This practice offers a variant spin on our current conception of the phrase “to have” someone. The Victorians claimed ownership over the bodies of their beloveds by transforming them into ornament. Not only was this ownership asserted very visually and concretely to others, it also symbolized a triumph over the inevitable: estrangement, death. Everyone knows that hair is dead from the moment it becomes visible on the scalp, but even so, The Victorians so delicately curated these lustrous and dead clumps to symbolize vivacity, sexuality, and the eternal.
Soon after the invention of the daguerreotype in 1839, however, hair jewelry became less trendy. People could now carry flattened, shrunken images of their loved ones. By the mid 1840’s, the middle of The Victorian era, the daguerreotype was made relatively accessible and affordable to the public.

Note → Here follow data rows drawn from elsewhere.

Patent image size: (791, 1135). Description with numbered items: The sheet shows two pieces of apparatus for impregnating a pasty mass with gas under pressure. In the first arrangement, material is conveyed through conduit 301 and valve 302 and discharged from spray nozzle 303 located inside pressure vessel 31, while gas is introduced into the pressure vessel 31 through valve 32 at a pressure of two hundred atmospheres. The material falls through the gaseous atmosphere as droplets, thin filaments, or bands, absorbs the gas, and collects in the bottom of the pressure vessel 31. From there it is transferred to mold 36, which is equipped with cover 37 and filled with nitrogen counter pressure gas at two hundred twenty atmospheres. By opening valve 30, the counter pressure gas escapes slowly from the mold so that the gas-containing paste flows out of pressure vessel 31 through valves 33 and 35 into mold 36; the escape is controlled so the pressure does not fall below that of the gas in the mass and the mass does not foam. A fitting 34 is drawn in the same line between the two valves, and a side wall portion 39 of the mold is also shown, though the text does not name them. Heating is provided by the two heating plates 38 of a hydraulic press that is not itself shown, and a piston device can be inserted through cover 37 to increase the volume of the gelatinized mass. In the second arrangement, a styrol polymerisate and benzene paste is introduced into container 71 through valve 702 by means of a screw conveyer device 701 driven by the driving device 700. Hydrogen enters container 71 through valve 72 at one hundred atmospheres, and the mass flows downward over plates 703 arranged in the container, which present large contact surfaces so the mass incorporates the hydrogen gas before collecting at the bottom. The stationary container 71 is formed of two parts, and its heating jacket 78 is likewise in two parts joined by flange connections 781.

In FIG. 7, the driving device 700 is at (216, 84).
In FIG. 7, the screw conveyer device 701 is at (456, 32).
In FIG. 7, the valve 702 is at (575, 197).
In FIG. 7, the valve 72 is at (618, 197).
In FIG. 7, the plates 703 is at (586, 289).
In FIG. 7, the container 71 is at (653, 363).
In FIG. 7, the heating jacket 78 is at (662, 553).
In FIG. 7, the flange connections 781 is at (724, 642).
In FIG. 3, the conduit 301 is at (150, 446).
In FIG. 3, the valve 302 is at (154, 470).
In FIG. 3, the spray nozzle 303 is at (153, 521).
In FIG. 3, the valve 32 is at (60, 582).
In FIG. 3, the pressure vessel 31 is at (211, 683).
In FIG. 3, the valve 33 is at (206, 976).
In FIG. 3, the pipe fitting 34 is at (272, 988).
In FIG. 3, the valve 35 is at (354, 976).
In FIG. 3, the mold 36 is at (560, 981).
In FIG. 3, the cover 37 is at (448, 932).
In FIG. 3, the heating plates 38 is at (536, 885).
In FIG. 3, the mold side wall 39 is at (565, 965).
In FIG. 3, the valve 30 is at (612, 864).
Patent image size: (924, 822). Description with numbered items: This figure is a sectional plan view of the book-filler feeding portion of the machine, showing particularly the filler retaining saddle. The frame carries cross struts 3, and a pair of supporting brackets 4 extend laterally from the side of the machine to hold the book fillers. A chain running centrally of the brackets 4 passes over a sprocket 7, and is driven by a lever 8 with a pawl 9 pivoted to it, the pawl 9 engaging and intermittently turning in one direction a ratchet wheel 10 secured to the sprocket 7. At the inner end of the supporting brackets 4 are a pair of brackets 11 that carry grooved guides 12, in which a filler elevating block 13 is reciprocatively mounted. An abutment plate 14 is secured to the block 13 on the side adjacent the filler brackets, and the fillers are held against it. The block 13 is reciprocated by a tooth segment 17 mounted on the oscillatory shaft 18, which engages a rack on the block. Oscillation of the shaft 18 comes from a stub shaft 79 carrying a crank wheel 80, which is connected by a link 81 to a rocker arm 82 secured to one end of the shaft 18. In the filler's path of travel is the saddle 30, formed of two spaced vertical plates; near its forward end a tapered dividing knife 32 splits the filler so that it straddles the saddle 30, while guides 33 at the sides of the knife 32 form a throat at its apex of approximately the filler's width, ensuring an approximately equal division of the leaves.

The slow shudder speed, however, forced subjects to sit still for uncomfortably long periods of time. Thus, the daguerreotype was initially used to memorialize the dead, who had no qualms sitting without blinking for over a minute. Photographers concocted methods of propping up corpses or shrouding them in blankets to make it appear that they were leaning on a sofa or merely resting. Mothers could carry the black and white image of their deceased children with healthy rouge superimposed on their cheeks. In this way we got closer to our ultimate desire to possess the people we love, to own them in a constant, albeit fabricated, state, to lessen the sting of death and departure. Desire shape-shifted into a new era.